A web crawler that uses WebDriver to extract and parse HTML content from web pages with intelligent duplicate detection and template pattern recognition.
- 🌐 Multi-URL Crawling: Crawl multiple URLs in a single session
 - 🔍 Intelligent Duplicate Detection: Automatically identifies and filters duplicate content patterns across domains
 - 📋 Template Pattern Recognition: Detects variable patterns in content (e.g., "42 comments" → "{count} comments")

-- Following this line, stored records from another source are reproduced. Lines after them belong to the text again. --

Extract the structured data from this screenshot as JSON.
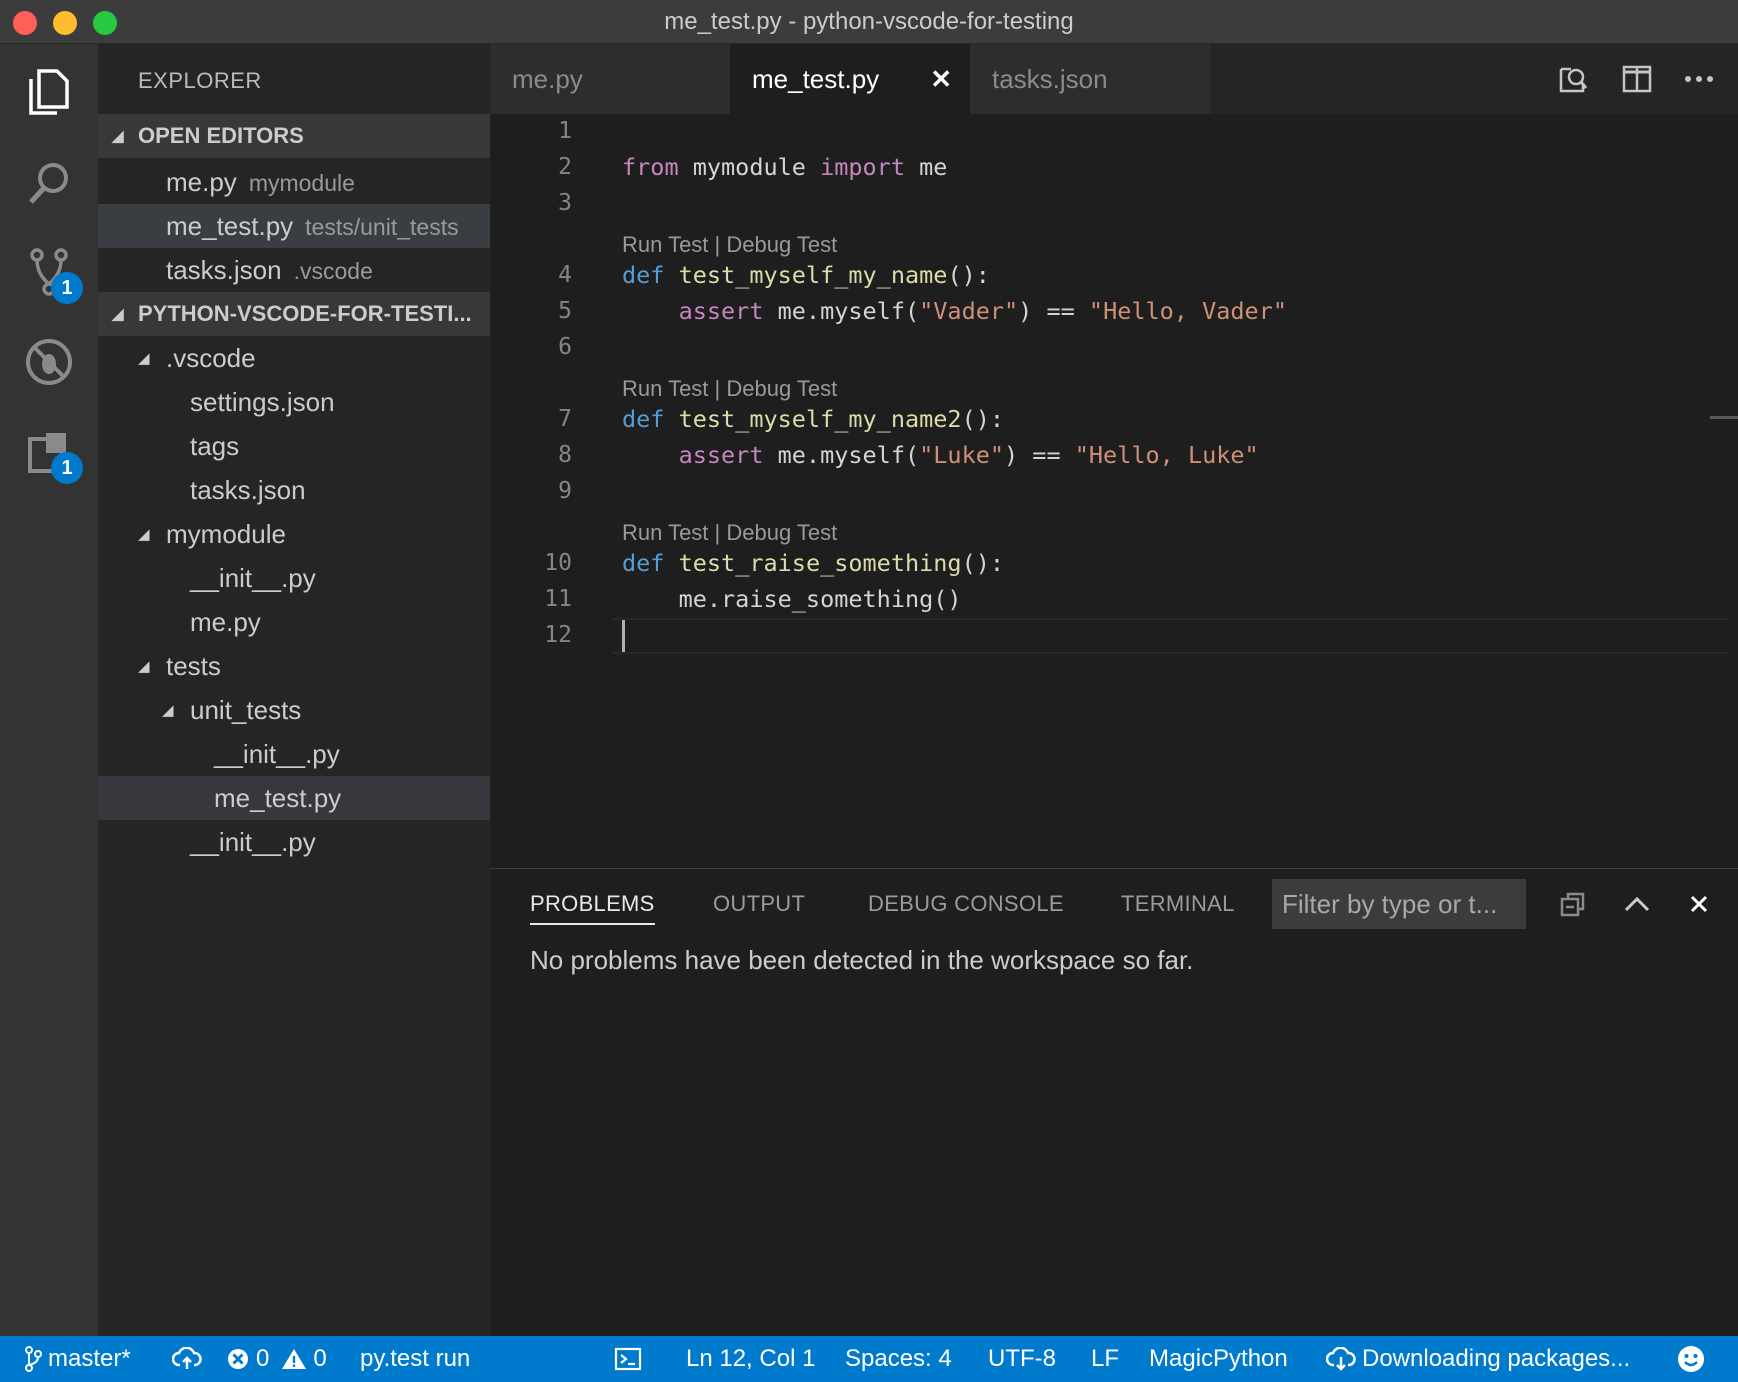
{
  "window": {
    "title": "me_test.py - python-vscode-for-testing"
  },
  "activity_bar": {
    "scm_badge": "1",
    "extensions_badge": "1"
  },
  "sidebar": {
    "title": "EXPLORER",
    "open_editors": {
      "header": "OPEN EDITORS",
      "items": [
        {
          "name": "me.py",
          "desc": "mymodule"
        },
        {
          "name": "me_test.py",
          "desc": "tests/unit_tests"
        },
        {
          "name": "tasks.json",
          "desc": ".vscode"
        }
      ]
    },
    "project": {
      "header": "PYTHON-VSCODE-FOR-TESTI...",
      "items": [
        {
          "name": ".vscode"
        },
        {
          "name": "settings.json"
        },
        {
          "name": "tags"
        },
        {
          "name": "tasks.json"
        },
        {
          "name": "mymodule"
        },
        {
          "name": "__init__.py"
        },
        {
          "name": "me.py"
        },
        {
          "name": "tests"
        },
        {
          "name": "unit_tests"
        },
        {
          "name": "__init__.py"
        },
        {
          "name": "me_test.py"
        },
        {
          "name": "__init__.py"
        }
      ]
    }
  },
  "tabs": [
    {
      "label": "me.py"
    },
    {
      "label": "me_test.py",
      "close": "✕"
    },
    {
      "label": "tasks.json"
    }
  ],
  "editor": {
    "lines": [
      "1",
      "2",
      "3",
      "4",
      "5",
      "6",
      "7",
      "8",
      "9",
      "10",
      "11",
      "12"
    ],
    "codelens": "Run Test | Debug Test",
    "code": {
      "l2": {
        "kw1": "from",
        "t1": " mymodule ",
        "kw2": "import",
        "t2": " me"
      },
      "l4": {
        "def": "def",
        "fn": "test_myself_my_name",
        "rest": "():"
      },
      "l5": {
        "kw": "assert",
        "t1": " me.myself(",
        "s1": "\"Vader\"",
        "t2": ") == ",
        "s2": "\"Hello, Vader\""
      },
      "l7": {
        "def": "def",
        "fn": "test_myself_my_name2",
        "rest": "():"
      },
      "l8": {
        "kw": "assert",
        "t1": " me.myself(",
        "s1": "\"Luke\"",
        "t2": ") == ",
        "s2": "\"Hello, Luke\""
      },
      "l10": {
        "def": "def",
        "fn": "test_raise_something",
        "rest": "():"
      },
      "l11": {
        "t": "me.raise_something()"
      }
    }
  },
  "panel": {
    "tabs": [
      "PROBLEMS",
      "OUTPUT",
      "DEBUG CONSOLE",
      "TERMINAL"
    ],
    "filter_placeholder": "Filter by type or t...",
    "message": "No problems have been detected in the workspace so far."
  },
  "statusbar": {
    "branch": "master*",
    "errors": "0",
    "warnings": "0",
    "task": "py.test run",
    "position": "Ln 12, Col 1",
    "spaces": "Spaces: 4",
    "encoding": "UTF-8",
    "eol": "LF",
    "language": "MagicPython",
    "downloading": "Downloading packages..."
  },
  "colors": {
    "accent": "#007acc",
    "keyword": "#c586c0",
    "def": "#569cd6",
    "function": "#dcdcaa",
    "string": "#ce9178"
  }
}
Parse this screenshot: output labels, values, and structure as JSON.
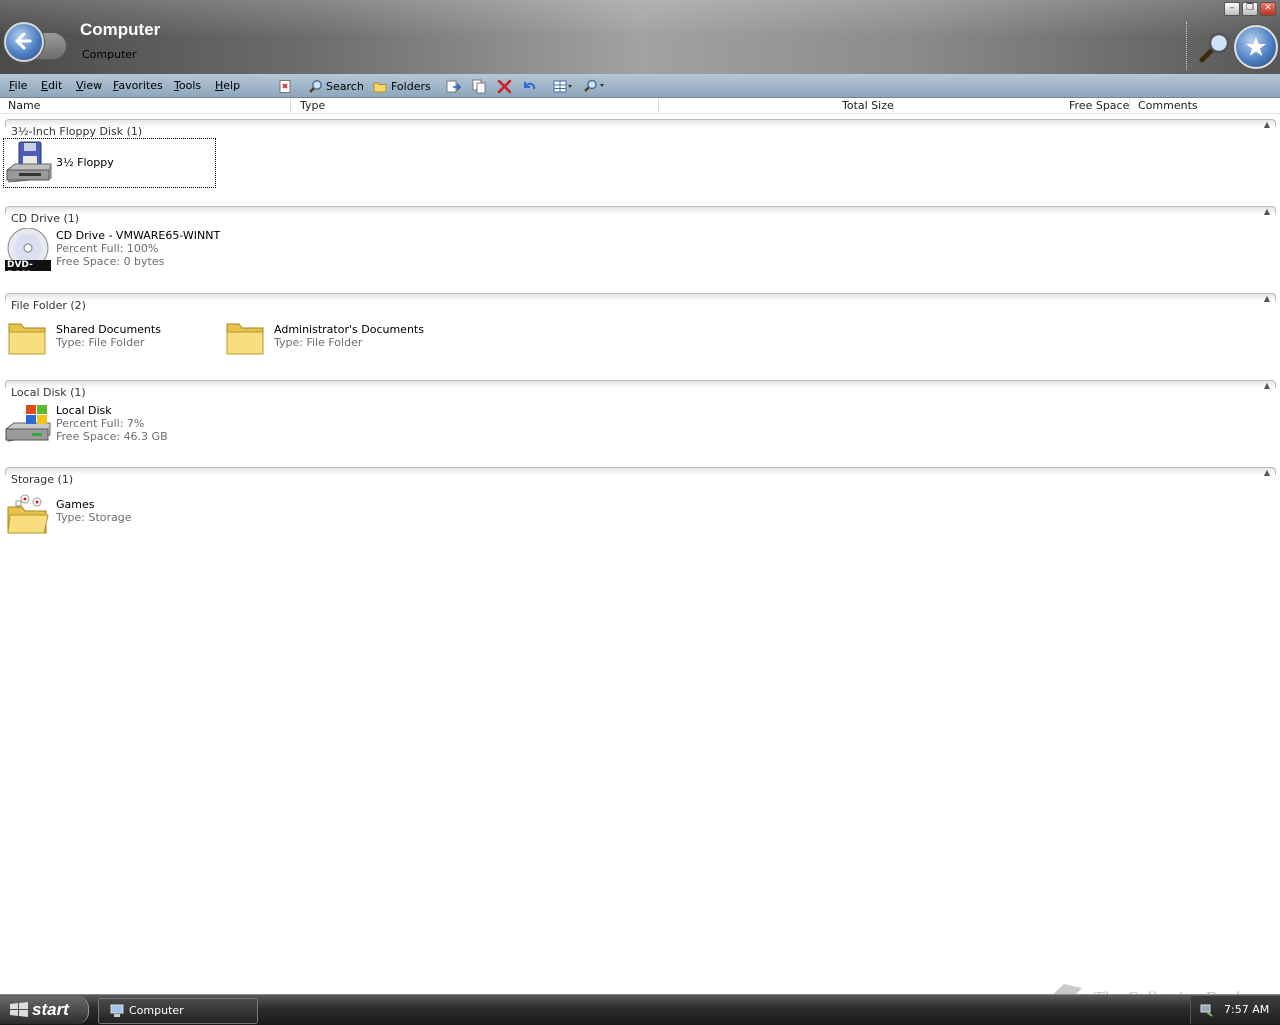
{
  "window": {
    "title": "Computer",
    "subtitle": "Computer"
  },
  "menu": [
    "File",
    "Edit",
    "View",
    "Favorites",
    "Tools",
    "Help"
  ],
  "toolbar": {
    "search_label": "Search",
    "folders_label": "Folders"
  },
  "columns": [
    "Name",
    "Type",
    "Total Size",
    "Free Space",
    "Comments"
  ],
  "groups": [
    {
      "title": "3½-Inch Floppy Disk (1)",
      "items": [
        {
          "name": "3½ Floppy",
          "icon": "floppy-drive-icon"
        }
      ]
    },
    {
      "title": "CD Drive (1)",
      "items": [
        {
          "name": "CD Drive - VMWARE65-WINNT",
          "line2": "Percent Full: 100%",
          "line3": "Free Space: 0 bytes",
          "icon": "dvd-rom-icon",
          "badge": "DVD-ROM"
        }
      ]
    },
    {
      "title": "File Folder (2)",
      "items": [
        {
          "name": "Shared Documents",
          "line2": "Type: File Folder",
          "icon": "folder-icon"
        },
        {
          "name": "Administrator's Documents",
          "line2": "Type: File Folder",
          "icon": "folder-icon"
        }
      ]
    },
    {
      "title": "Local Disk (1)",
      "items": [
        {
          "name": "Local Disk",
          "line2": "Percent Full: 7%",
          "line3": "Free Space: 46.3 GB",
          "icon": "local-disk-icon"
        }
      ]
    },
    {
      "title": "Storage (1)",
      "items": [
        {
          "name": "Games",
          "line2": "Type: Storage",
          "icon": "games-folder-icon"
        }
      ]
    }
  ],
  "taskbar": {
    "start_label": "start",
    "task_label": "Computer",
    "clock": "7:57 AM"
  },
  "watermark": "The Collection Book",
  "colors": {
    "menubar": "#9fb4c9",
    "taskbar": "#2b2b2b",
    "accent_blue": "#4d7fc2"
  }
}
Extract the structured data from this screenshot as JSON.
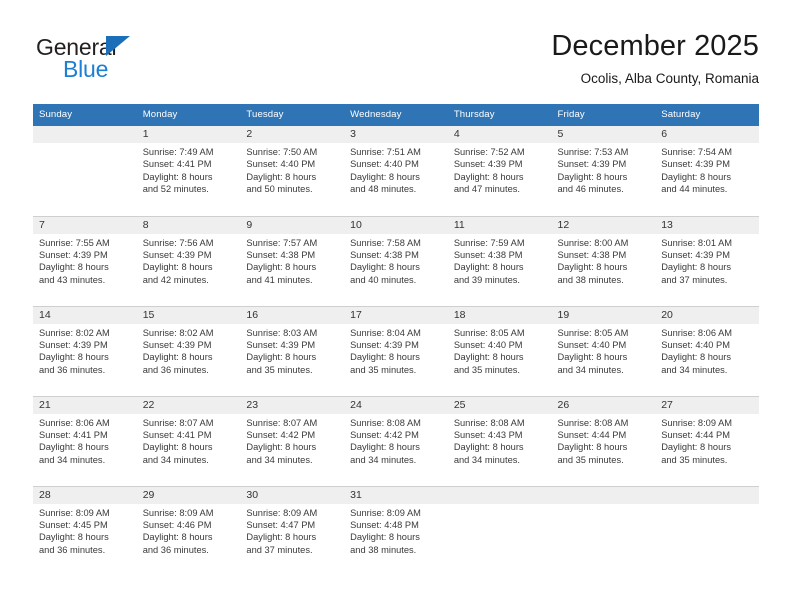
{
  "brand": {
    "name_top": "General",
    "name_bottom": "Blue",
    "accent_dark": "#1b6fb8",
    "accent_light": "#1b7fd4",
    "triangle_icon": "triangle-icon"
  },
  "header": {
    "title": "December 2025",
    "subtitle": "Ocolis, Alba County, Romania"
  },
  "theme": {
    "header_blue": "#2f74b5",
    "daynum_band": "#efefef",
    "grid_line": "#cfcfcf",
    "text": "#3a3a3a"
  },
  "weekdays": [
    "Sunday",
    "Monday",
    "Tuesday",
    "Wednesday",
    "Thursday",
    "Friday",
    "Saturday"
  ],
  "weeks": [
    [
      {
        "day": "",
        "blank": true,
        "sunrise": "",
        "sunset": "",
        "daylight1": "",
        "daylight2": ""
      },
      {
        "day": "1",
        "blank": false,
        "sunrise": "Sunrise: 7:49 AM",
        "sunset": "Sunset: 4:41 PM",
        "daylight1": "Daylight: 8 hours",
        "daylight2": "and 52 minutes."
      },
      {
        "day": "2",
        "blank": false,
        "sunrise": "Sunrise: 7:50 AM",
        "sunset": "Sunset: 4:40 PM",
        "daylight1": "Daylight: 8 hours",
        "daylight2": "and 50 minutes."
      },
      {
        "day": "3",
        "blank": false,
        "sunrise": "Sunrise: 7:51 AM",
        "sunset": "Sunset: 4:40 PM",
        "daylight1": "Daylight: 8 hours",
        "daylight2": "and 48 minutes."
      },
      {
        "day": "4",
        "blank": false,
        "sunrise": "Sunrise: 7:52 AM",
        "sunset": "Sunset: 4:39 PM",
        "daylight1": "Daylight: 8 hours",
        "daylight2": "and 47 minutes."
      },
      {
        "day": "5",
        "blank": false,
        "sunrise": "Sunrise: 7:53 AM",
        "sunset": "Sunset: 4:39 PM",
        "daylight1": "Daylight: 8 hours",
        "daylight2": "and 46 minutes."
      },
      {
        "day": "6",
        "blank": false,
        "sunrise": "Sunrise: 7:54 AM",
        "sunset": "Sunset: 4:39 PM",
        "daylight1": "Daylight: 8 hours",
        "daylight2": "and 44 minutes."
      }
    ],
    [
      {
        "day": "7",
        "blank": false,
        "sunrise": "Sunrise: 7:55 AM",
        "sunset": "Sunset: 4:39 PM",
        "daylight1": "Daylight: 8 hours",
        "daylight2": "and 43 minutes."
      },
      {
        "day": "8",
        "blank": false,
        "sunrise": "Sunrise: 7:56 AM",
        "sunset": "Sunset: 4:39 PM",
        "daylight1": "Daylight: 8 hours",
        "daylight2": "and 42 minutes."
      },
      {
        "day": "9",
        "blank": false,
        "sunrise": "Sunrise: 7:57 AM",
        "sunset": "Sunset: 4:38 PM",
        "daylight1": "Daylight: 8 hours",
        "daylight2": "and 41 minutes."
      },
      {
        "day": "10",
        "blank": false,
        "sunrise": "Sunrise: 7:58 AM",
        "sunset": "Sunset: 4:38 PM",
        "daylight1": "Daylight: 8 hours",
        "daylight2": "and 40 minutes."
      },
      {
        "day": "11",
        "blank": false,
        "sunrise": "Sunrise: 7:59 AM",
        "sunset": "Sunset: 4:38 PM",
        "daylight1": "Daylight: 8 hours",
        "daylight2": "and 39 minutes."
      },
      {
        "day": "12",
        "blank": false,
        "sunrise": "Sunrise: 8:00 AM",
        "sunset": "Sunset: 4:38 PM",
        "daylight1": "Daylight: 8 hours",
        "daylight2": "and 38 minutes."
      },
      {
        "day": "13",
        "blank": false,
        "sunrise": "Sunrise: 8:01 AM",
        "sunset": "Sunset: 4:39 PM",
        "daylight1": "Daylight: 8 hours",
        "daylight2": "and 37 minutes."
      }
    ],
    [
      {
        "day": "14",
        "blank": false,
        "sunrise": "Sunrise: 8:02 AM",
        "sunset": "Sunset: 4:39 PM",
        "daylight1": "Daylight: 8 hours",
        "daylight2": "and 36 minutes."
      },
      {
        "day": "15",
        "blank": false,
        "sunrise": "Sunrise: 8:02 AM",
        "sunset": "Sunset: 4:39 PM",
        "daylight1": "Daylight: 8 hours",
        "daylight2": "and 36 minutes."
      },
      {
        "day": "16",
        "blank": false,
        "sunrise": "Sunrise: 8:03 AM",
        "sunset": "Sunset: 4:39 PM",
        "daylight1": "Daylight: 8 hours",
        "daylight2": "and 35 minutes."
      },
      {
        "day": "17",
        "blank": false,
        "sunrise": "Sunrise: 8:04 AM",
        "sunset": "Sunset: 4:39 PM",
        "daylight1": "Daylight: 8 hours",
        "daylight2": "and 35 minutes."
      },
      {
        "day": "18",
        "blank": false,
        "sunrise": "Sunrise: 8:05 AM",
        "sunset": "Sunset: 4:40 PM",
        "daylight1": "Daylight: 8 hours",
        "daylight2": "and 35 minutes."
      },
      {
        "day": "19",
        "blank": false,
        "sunrise": "Sunrise: 8:05 AM",
        "sunset": "Sunset: 4:40 PM",
        "daylight1": "Daylight: 8 hours",
        "daylight2": "and 34 minutes."
      },
      {
        "day": "20",
        "blank": false,
        "sunrise": "Sunrise: 8:06 AM",
        "sunset": "Sunset: 4:40 PM",
        "daylight1": "Daylight: 8 hours",
        "daylight2": "and 34 minutes."
      }
    ],
    [
      {
        "day": "21",
        "blank": false,
        "sunrise": "Sunrise: 8:06 AM",
        "sunset": "Sunset: 4:41 PM",
        "daylight1": "Daylight: 8 hours",
        "daylight2": "and 34 minutes."
      },
      {
        "day": "22",
        "blank": false,
        "sunrise": "Sunrise: 8:07 AM",
        "sunset": "Sunset: 4:41 PM",
        "daylight1": "Daylight: 8 hours",
        "daylight2": "and 34 minutes."
      },
      {
        "day": "23",
        "blank": false,
        "sunrise": "Sunrise: 8:07 AM",
        "sunset": "Sunset: 4:42 PM",
        "daylight1": "Daylight: 8 hours",
        "daylight2": "and 34 minutes."
      },
      {
        "day": "24",
        "blank": false,
        "sunrise": "Sunrise: 8:08 AM",
        "sunset": "Sunset: 4:42 PM",
        "daylight1": "Daylight: 8 hours",
        "daylight2": "and 34 minutes."
      },
      {
        "day": "25",
        "blank": false,
        "sunrise": "Sunrise: 8:08 AM",
        "sunset": "Sunset: 4:43 PM",
        "daylight1": "Daylight: 8 hours",
        "daylight2": "and 34 minutes."
      },
      {
        "day": "26",
        "blank": false,
        "sunrise": "Sunrise: 8:08 AM",
        "sunset": "Sunset: 4:44 PM",
        "daylight1": "Daylight: 8 hours",
        "daylight2": "and 35 minutes."
      },
      {
        "day": "27",
        "blank": false,
        "sunrise": "Sunrise: 8:09 AM",
        "sunset": "Sunset: 4:44 PM",
        "daylight1": "Daylight: 8 hours",
        "daylight2": "and 35 minutes."
      }
    ],
    [
      {
        "day": "28",
        "blank": false,
        "sunrise": "Sunrise: 8:09 AM",
        "sunset": "Sunset: 4:45 PM",
        "daylight1": "Daylight: 8 hours",
        "daylight2": "and 36 minutes."
      },
      {
        "day": "29",
        "blank": false,
        "sunrise": "Sunrise: 8:09 AM",
        "sunset": "Sunset: 4:46 PM",
        "daylight1": "Daylight: 8 hours",
        "daylight2": "and 36 minutes."
      },
      {
        "day": "30",
        "blank": false,
        "sunrise": "Sunrise: 8:09 AM",
        "sunset": "Sunset: 4:47 PM",
        "daylight1": "Daylight: 8 hours",
        "daylight2": "and 37 minutes."
      },
      {
        "day": "31",
        "blank": false,
        "sunrise": "Sunrise: 8:09 AM",
        "sunset": "Sunset: 4:48 PM",
        "daylight1": "Daylight: 8 hours",
        "daylight2": "and 38 minutes."
      },
      {
        "day": "",
        "blank": true,
        "sunrise": "",
        "sunset": "",
        "daylight1": "",
        "daylight2": ""
      },
      {
        "day": "",
        "blank": true,
        "sunrise": "",
        "sunset": "",
        "daylight1": "",
        "daylight2": ""
      },
      {
        "day": "",
        "blank": true,
        "sunrise": "",
        "sunset": "",
        "daylight1": "",
        "daylight2": ""
      }
    ]
  ]
}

 - 🌳 Structured HTML Tree: Provides filtered HTML tree view with duplicate marking
 - ⚡ WebDriver Integration: Uses WebDriver for dynamic content handling
 - 📊 Verbose Output: Detailed HTML tree analysis with filtering information
 
- Install SmartCrawler - Download from releases or build from source
 - Set up WebDriver - Install Firefox/Chrome and corresponding WebDriver
 - Start crawling - Run SmartCrawler with your target URLs
 
# Basic usage
smart-crawler --link "https://example.com"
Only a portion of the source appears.